Nek Jage bagaikan orang yang lagi kemasukan Setan atau Jin. Dengan bencana menyerupai itu, semuanya menangis sedih, hati mereka telah hancur. mereka ikut mencicipi apa yang Nek Jage rasakan, sebab anak dan cucu kesayangan mereka sudah tiada. Dengan keadaan mereka yang menyerupai itu, yang lagi di rundung sedih lara.
Tiba-tiba hujan turun dengan derasnya, angin berhebus kencang dan guntur menggelegar bersahut-sahutan di angkasa. Kilat menyambar-nyambar pohon yang ada di sekitar mereka, sehingga menjadi robohlah pohon-pohon itu. Semua pohon-pohon yang ada di sekitar mereka rata dengan tanah.
Sementara itu hujan turun dengan deras secara terus menerus mengakibatkan sungai Sebangkau meluap, dan batu-batu besar dari Gunung Pelanjau pun banyak yang bergulingan masuk ke dalam sungai Sebangkau. Nek Jage dan jago keluarganya terguling-guling ke dalam sungai Sebangkau.
Air sungai Sebangkau yang meluap telah menelan badan mereka sekeluarga. Pada ketika itu pula batu-batu besar bermunculan dari dalam sungai Sebangkau. Nek Jage dan jago keluarganya sudah menjadi batu. Semua itu yaitu undangan Nek Jage pada Dewata, dan Dewata pun mengabulkan permohonannya. Mereka semuanya dikutuk menjadi batu.
Kini kerikil Nek Jage terletak di tengah-tengah sungai Sebangkau di Kecamatan Tebas sekarang, yaitu di satu desa yang berjulukan desa Batu Mak Jage dusun Pelanjau.
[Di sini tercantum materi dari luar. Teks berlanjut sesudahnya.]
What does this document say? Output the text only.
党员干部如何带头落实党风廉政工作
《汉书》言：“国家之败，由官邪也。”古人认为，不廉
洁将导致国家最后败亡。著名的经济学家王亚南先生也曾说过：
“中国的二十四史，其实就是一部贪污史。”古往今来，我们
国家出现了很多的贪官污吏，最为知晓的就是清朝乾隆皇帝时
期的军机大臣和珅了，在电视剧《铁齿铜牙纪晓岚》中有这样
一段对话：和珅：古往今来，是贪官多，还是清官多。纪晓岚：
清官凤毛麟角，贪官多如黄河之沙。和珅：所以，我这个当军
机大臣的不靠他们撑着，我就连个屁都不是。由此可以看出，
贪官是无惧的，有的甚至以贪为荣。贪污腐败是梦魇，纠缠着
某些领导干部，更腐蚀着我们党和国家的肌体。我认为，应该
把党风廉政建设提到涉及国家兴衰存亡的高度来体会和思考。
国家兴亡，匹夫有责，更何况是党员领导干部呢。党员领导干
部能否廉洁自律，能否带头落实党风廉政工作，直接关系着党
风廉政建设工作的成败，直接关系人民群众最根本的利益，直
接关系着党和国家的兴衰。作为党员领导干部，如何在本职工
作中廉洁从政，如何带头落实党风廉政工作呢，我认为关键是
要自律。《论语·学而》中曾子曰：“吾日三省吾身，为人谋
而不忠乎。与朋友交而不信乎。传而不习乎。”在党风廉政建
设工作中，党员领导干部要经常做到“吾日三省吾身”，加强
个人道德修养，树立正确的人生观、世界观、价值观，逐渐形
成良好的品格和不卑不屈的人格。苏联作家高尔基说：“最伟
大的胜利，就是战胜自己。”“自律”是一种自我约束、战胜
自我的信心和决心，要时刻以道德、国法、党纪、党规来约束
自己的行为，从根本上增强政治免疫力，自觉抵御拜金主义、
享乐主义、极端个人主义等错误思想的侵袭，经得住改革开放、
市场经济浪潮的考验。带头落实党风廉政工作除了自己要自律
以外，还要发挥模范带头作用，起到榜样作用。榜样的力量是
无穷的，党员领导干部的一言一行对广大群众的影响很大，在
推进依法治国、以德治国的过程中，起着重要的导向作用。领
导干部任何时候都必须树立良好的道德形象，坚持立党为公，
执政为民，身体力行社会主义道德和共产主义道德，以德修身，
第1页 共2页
Batu-batu besar penjelmaan Nek Jage itulah yang sangat berbahaya bagi bahtera yang bermuatan kayu dari hutan di hulu sungai yang ingin membawa hasil mereka ke hilir. Banyak dari perahu-perahu itu yang telah tenggelam di sekitar kerikil Nek Jage tersebut. Sampai kini batu-batu itu masih ada sanggup kita jumpai.
*Disclaimer: Artikel diatas telah saya ketik ulang dari sebuah buku yang berjudul "Si Belanga dan Putri Raja" terbitan tahun 2011, Romeo Grafika Pontianak.
Cerita Rakyat Dayak Kabupaten Sambas "Batu Nek Jage", oleh masyarakat Melayu Sambas juga disebut Mak Jage.
Cerita Rakyat Dayak Kabupaten Sambas "Batu Nek Jage", oleh masyarakat Melayu Sambas juga disebut Mak Jage.